Bij Kabinetsmissive van 15 december 2010, no.10.003434, heeft Uwe Majesteit, op voordracht van de Minister van Veiligheid
en Justitie, bij de Afdeling advisering van de Raad van State ter overweging aanhangig gemaakt het voorstel van wet tot wijziging
van de Wet justitiële en strafvorderlijke gegevens, het Wetboek van Strafvordering en de Wet administratiefrechtelijke handhaving
verkeersvoorschriften in verband met de elektronische aanvraag van een verklaring omtrent het gedrag voor natuurlijke personen,
de verstrekking van inlichtingen aan het openbaar ministerie bij de tenuitvoerlegging van geldboeten en enkele verbeteringen,
met memorie van toelichting.
Blijkens de mededeling van de Directeur van Uw kabinet van 15 december 2010, nr. 10.003434, machtigde Uwe Majesteit de Afdeling
advisering van de Raad van State haar advies inzake het bovenvermelde voorstel van wet rechtstreeks aan mij te doen toekomen.
Dit advies, gedateerd 7 februari 2011, nr.

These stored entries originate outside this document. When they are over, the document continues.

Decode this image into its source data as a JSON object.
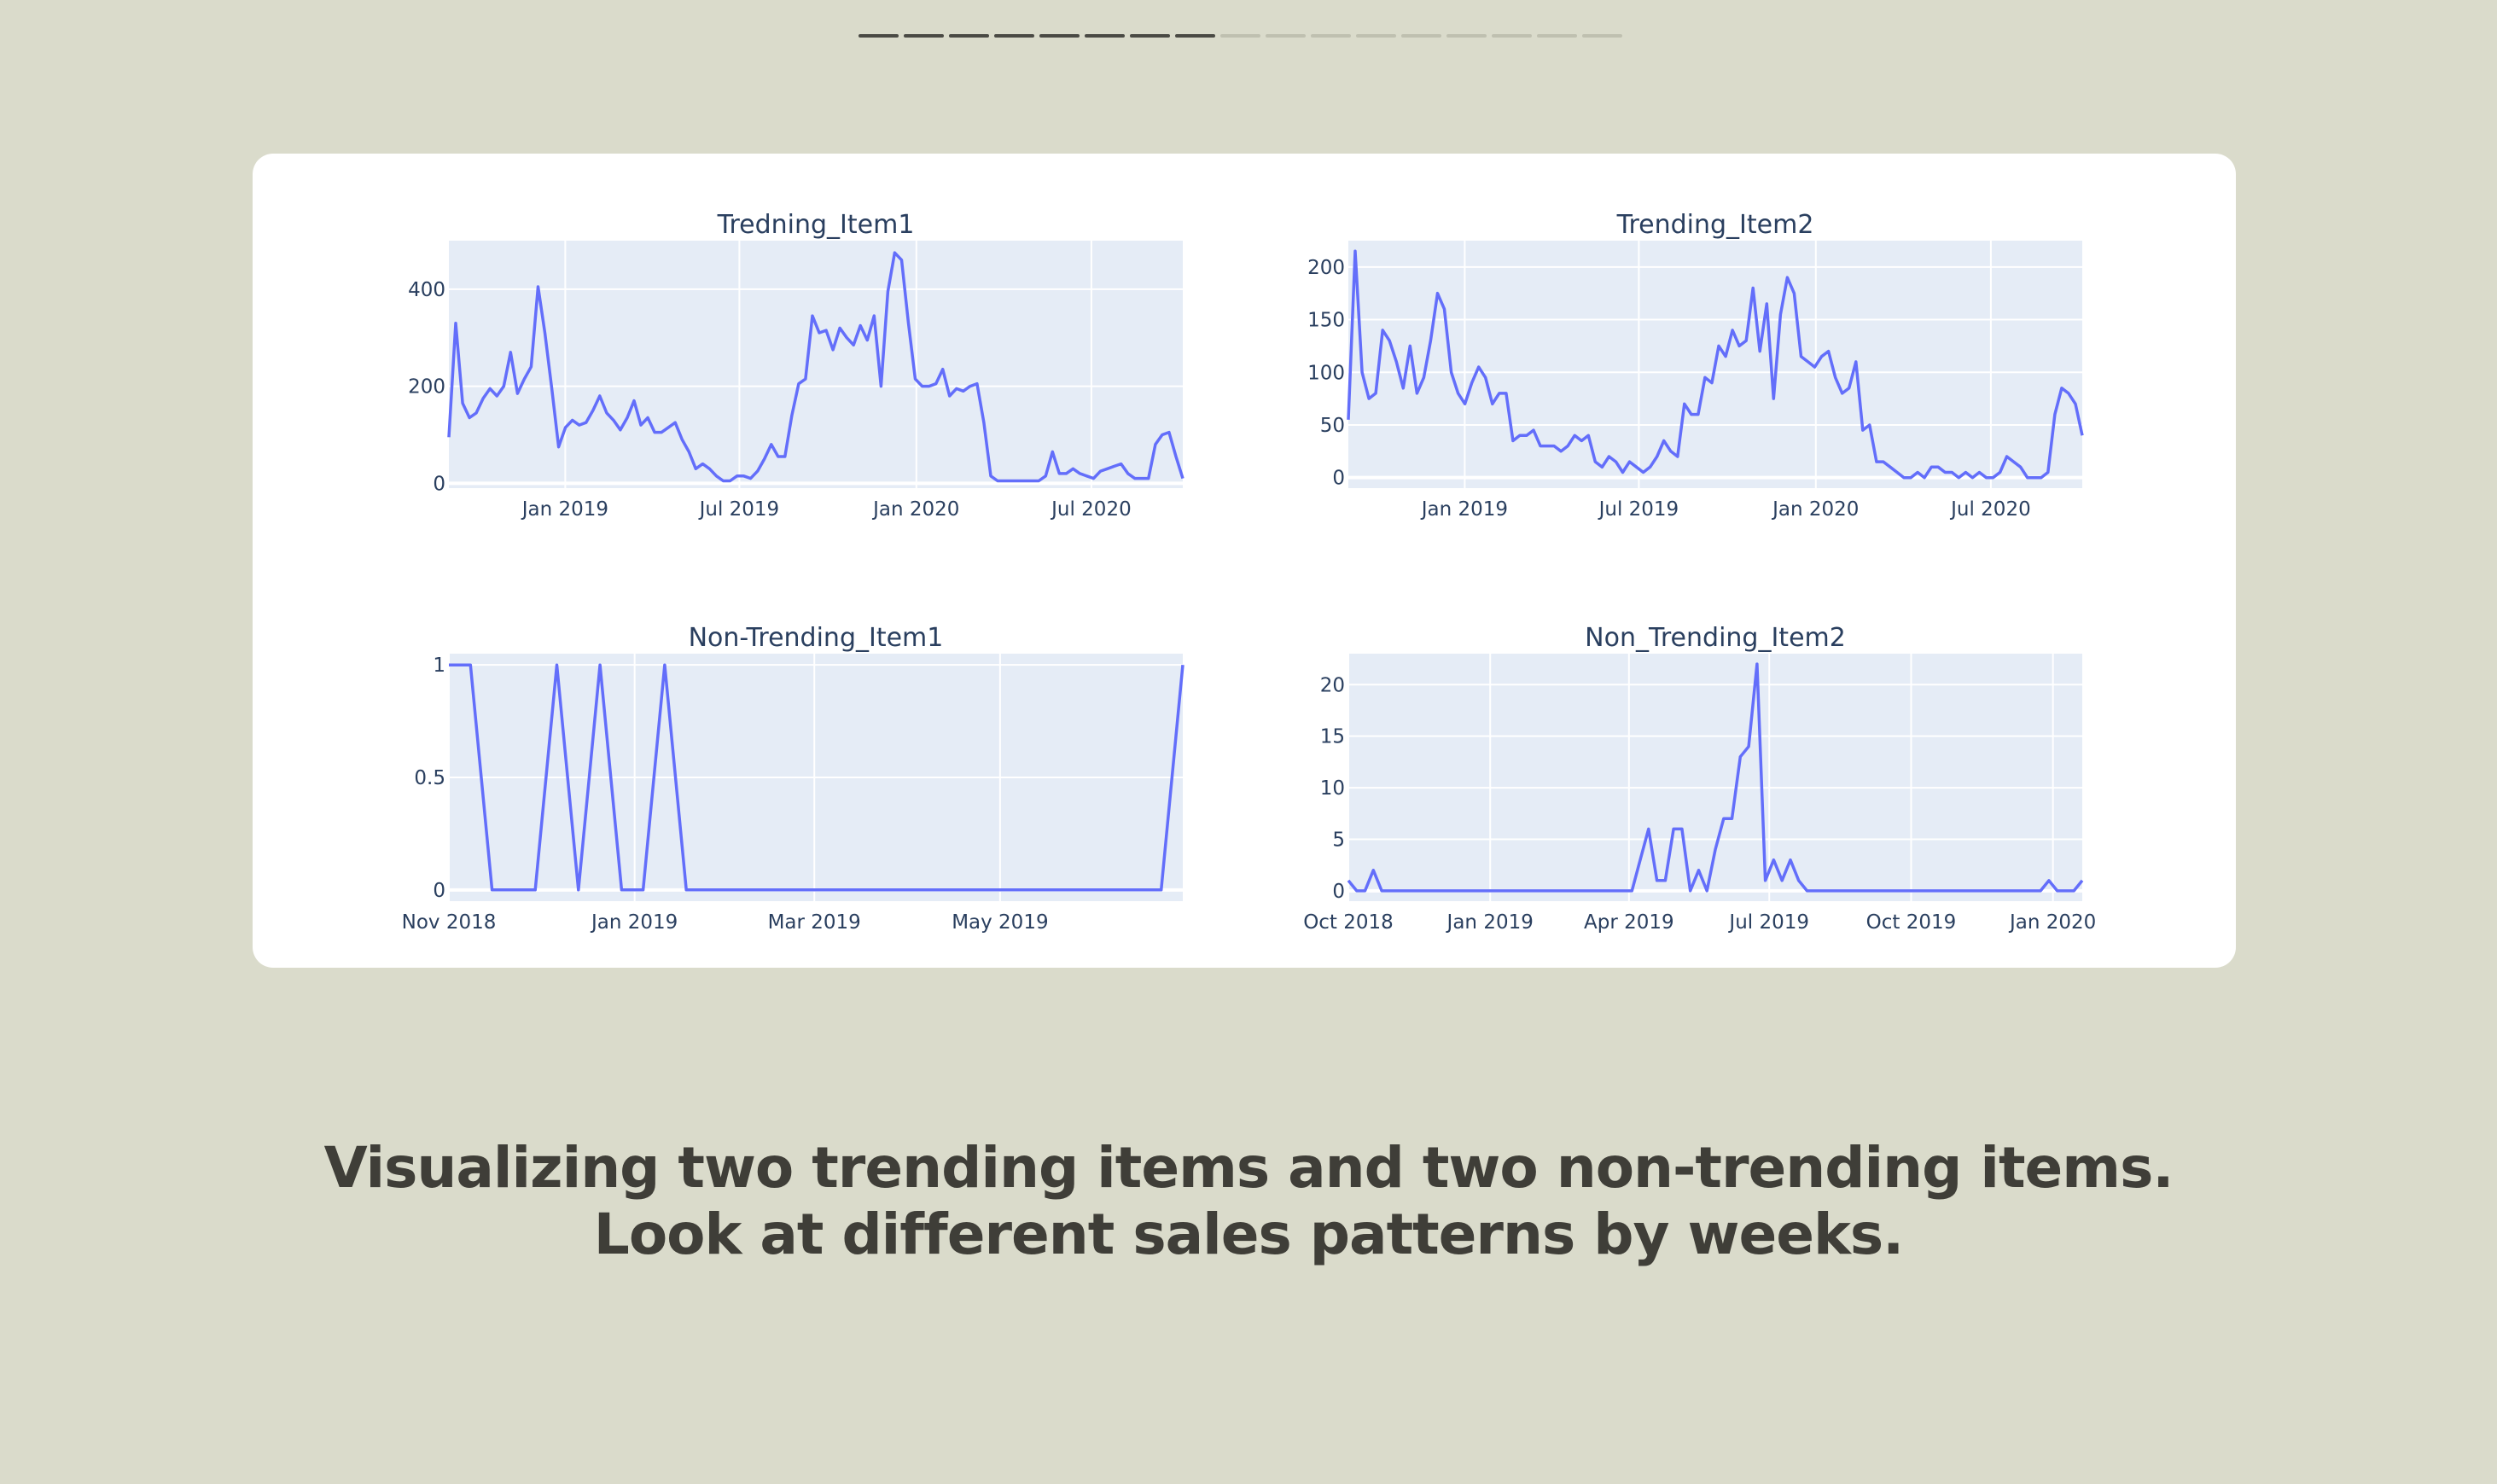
{
  "slide": {
    "progress": {
      "total": 17,
      "current": 8,
      "active_color": "#4a4a44",
      "inactive_color": "#bfc0b0"
    },
    "caption": "Visualizing two trending items and two non-trending items. Look at different sales patterns by weeks."
  },
  "chart_data": [
    {
      "type": "line",
      "title": "Tredning_Item1",
      "line_color": "#636efa",
      "plot_bg": "#e5ecf6",
      "grid": true,
      "x_start": "2018-09-02",
      "x_end": "2020-10-04",
      "xticks": [
        {
          "date": "2019-01-01",
          "label": "Jan 2019"
        },
        {
          "date": "2019-07-01",
          "label": "Jul 2019"
        },
        {
          "date": "2020-01-01",
          "label": "Jan 2020"
        },
        {
          "date": "2020-07-01",
          "label": "Jul 2020"
        }
      ],
      "ylim": [
        -10,
        500
      ],
      "yticks": [
        0,
        200,
        400
      ],
      "series": [
        {
          "values": [
            95,
            330,
            165,
            135,
            145,
            175,
            195,
            180,
            200,
            270,
            185,
            215,
            240,
            405,
            310,
            195,
            75,
            115,
            130,
            120,
            125,
            150,
            180,
            145,
            130,
            110,
            135,
            170,
            120,
            135,
            105,
            105,
            115,
            125,
            90,
            65,
            30,
            40,
            30,
            15,
            5,
            5,
            15,
            15,
            10,
            25,
            50,
            80,
            55,
            55,
            140,
            205,
            215,
            345,
            310,
            315,
            275,
            320,
            300,
            285,
            325,
            295,
            345,
            200,
            395,
            475,
            460,
            330,
            215,
            200,
            200,
            205,
            235,
            180,
            195,
            190,
            200,
            205,
            125,
            15,
            5,
            5,
            5,
            5,
            5,
            5,
            5,
            15,
            65,
            20,
            20,
            30,
            20,
            15,
            10,
            25,
            30,
            35,
            40,
            20,
            10,
            10,
            10,
            80,
            100,
            105,
            55,
            10
          ]
        }
      ]
    },
    {
      "type": "line",
      "title": "Trending_Item2",
      "line_color": "#636efa",
      "plot_bg": "#e5ecf6",
      "grid": true,
      "x_start": "2018-09-02",
      "x_end": "2020-10-04",
      "xticks": [
        {
          "date": "2019-01-01",
          "label": "Jan 2019"
        },
        {
          "date": "2019-07-01",
          "label": "Jul 2019"
        },
        {
          "date": "2020-01-01",
          "label": "Jan 2020"
        },
        {
          "date": "2020-07-01",
          "label": "Jul 2020"
        }
      ],
      "ylim": [
        -10,
        225
      ],
      "yticks": [
        0,
        50,
        100,
        150,
        200
      ],
      "series": [
        {
          "values": [
            55,
            215,
            100,
            75,
            80,
            140,
            130,
            110,
            85,
            125,
            80,
            95,
            130,
            175,
            160,
            100,
            80,
            70,
            90,
            105,
            95,
            70,
            80,
            80,
            35,
            40,
            40,
            45,
            30,
            30,
            30,
            25,
            30,
            40,
            35,
            40,
            15,
            10,
            20,
            15,
            5,
            15,
            10,
            5,
            10,
            20,
            35,
            25,
            20,
            70,
            60,
            60,
            95,
            90,
            125,
            115,
            140,
            125,
            130,
            180,
            120,
            165,
            75,
            155,
            190,
            175,
            115,
            110,
            105,
            115,
            120,
            95,
            80,
            85,
            110,
            45,
            50,
            15,
            15,
            10,
            5,
            0,
            0,
            5,
            0,
            10,
            10,
            5,
            5,
            0,
            5,
            0,
            5,
            0,
            0,
            5,
            20,
            15,
            10,
            0,
            0,
            0,
            5,
            60,
            85,
            80,
            70,
            40
          ]
        }
      ]
    },
    {
      "type": "line",
      "title": "Non-Trending_Item1",
      "line_color": "#636efa",
      "plot_bg": "#e5ecf6",
      "grid": true,
      "x_start": "2018-11-01",
      "x_end": "2019-06-30",
      "xticks": [
        {
          "date": "2018-11-01",
          "label": "Nov 2018"
        },
        {
          "date": "2019-01-01",
          "label": "Jan 2019"
        },
        {
          "date": "2019-03-01",
          "label": "Mar 2019"
        },
        {
          "date": "2019-05-01",
          "label": "May 2019"
        }
      ],
      "ylim": [
        -0.05,
        1.05
      ],
      "yticks": [
        {
          "value": 0,
          "label": "0"
        },
        {
          "value": 0.5,
          "label": "0.5"
        },
        {
          "value": 1,
          "label": "1"
        }
      ],
      "series": [
        {
          "values": [
            1,
            1,
            0,
            0,
            0,
            1,
            0,
            1,
            0,
            0,
            1,
            0,
            0,
            0,
            0,
            0,
            0,
            0,
            0,
            0,
            0,
            0,
            0,
            0,
            0,
            0,
            0,
            0,
            0,
            0,
            0,
            0,
            0,
            0,
            1
          ]
        }
      ]
    },
    {
      "type": "line",
      "title": "Non_Trending_Item2",
      "line_color": "#636efa",
      "plot_bg": "#e5ecf6",
      "grid": true,
      "x_start": "2018-10-01",
      "x_end": "2020-01-20",
      "xticks": [
        {
          "date": "2018-10-01",
          "label": "Oct 2018"
        },
        {
          "date": "2019-01-01",
          "label": "Jan 2019"
        },
        {
          "date": "2019-04-01",
          "label": "Apr 2019"
        },
        {
          "date": "2019-07-01",
          "label": "Jul 2019"
        },
        {
          "date": "2019-10-01",
          "label": "Oct 2019"
        },
        {
          "date": "2020-01-01",
          "label": "Jan 2020"
        }
      ],
      "ylim": [
        -1,
        23
      ],
      "yticks": [
        0,
        5,
        10,
        15,
        20
      ],
      "series": [
        {
          "values": [
            1,
            0,
            0,
            2,
            0,
            0,
            0,
            0,
            0,
            0,
            0,
            0,
            0,
            0,
            0,
            0,
            0,
            0,
            0,
            0,
            0,
            0,
            0,
            0,
            0,
            0,
            0,
            0,
            0,
            0,
            0,
            0,
            0,
            0,
            0,
            3,
            6,
            1,
            1,
            6,
            6,
            0,
            2,
            0,
            4,
            7,
            7,
            13,
            14,
            22,
            1,
            3,
            1,
            3,
            1,
            0,
            0,
            0,
            0,
            0,
            0,
            0,
            0,
            0,
            0,
            0,
            0,
            0,
            0,
            0,
            0,
            0,
            0,
            0,
            0,
            0,
            0,
            0,
            0,
            0,
            0,
            0,
            0,
            0,
            1,
            0,
            0,
            0,
            1
          ]
        }
      ]
    }
  ]
}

W03.10.0557/II, bied ik U hierbij aan.
Het wetsvoorstel strekt er onder meer toe dat een aanvraag voor een verklaring omtrent het gedrag voor natuurlijke personen
elektronisch kan worden ingediend. Daarnaast wordt voorgesteld dat het openbaar ministerie van een ieder, ook van de veroordeelde
zelf, de voor de tenuitvoerlegging van geldboeten of schadevergoedingsmaatregelen benodigde inlichtingen kan vorderen.
De Afdeling advisering van de Raad van State onderschrijft de strekking van het wetsvoorstel, maar maakt een opmerking over
de samenhang tussen de onderwerpen van het wetsvoorstel. Zij is van oordeel dat in verband daarmee aanpassing van het voorstel
wenselijk is.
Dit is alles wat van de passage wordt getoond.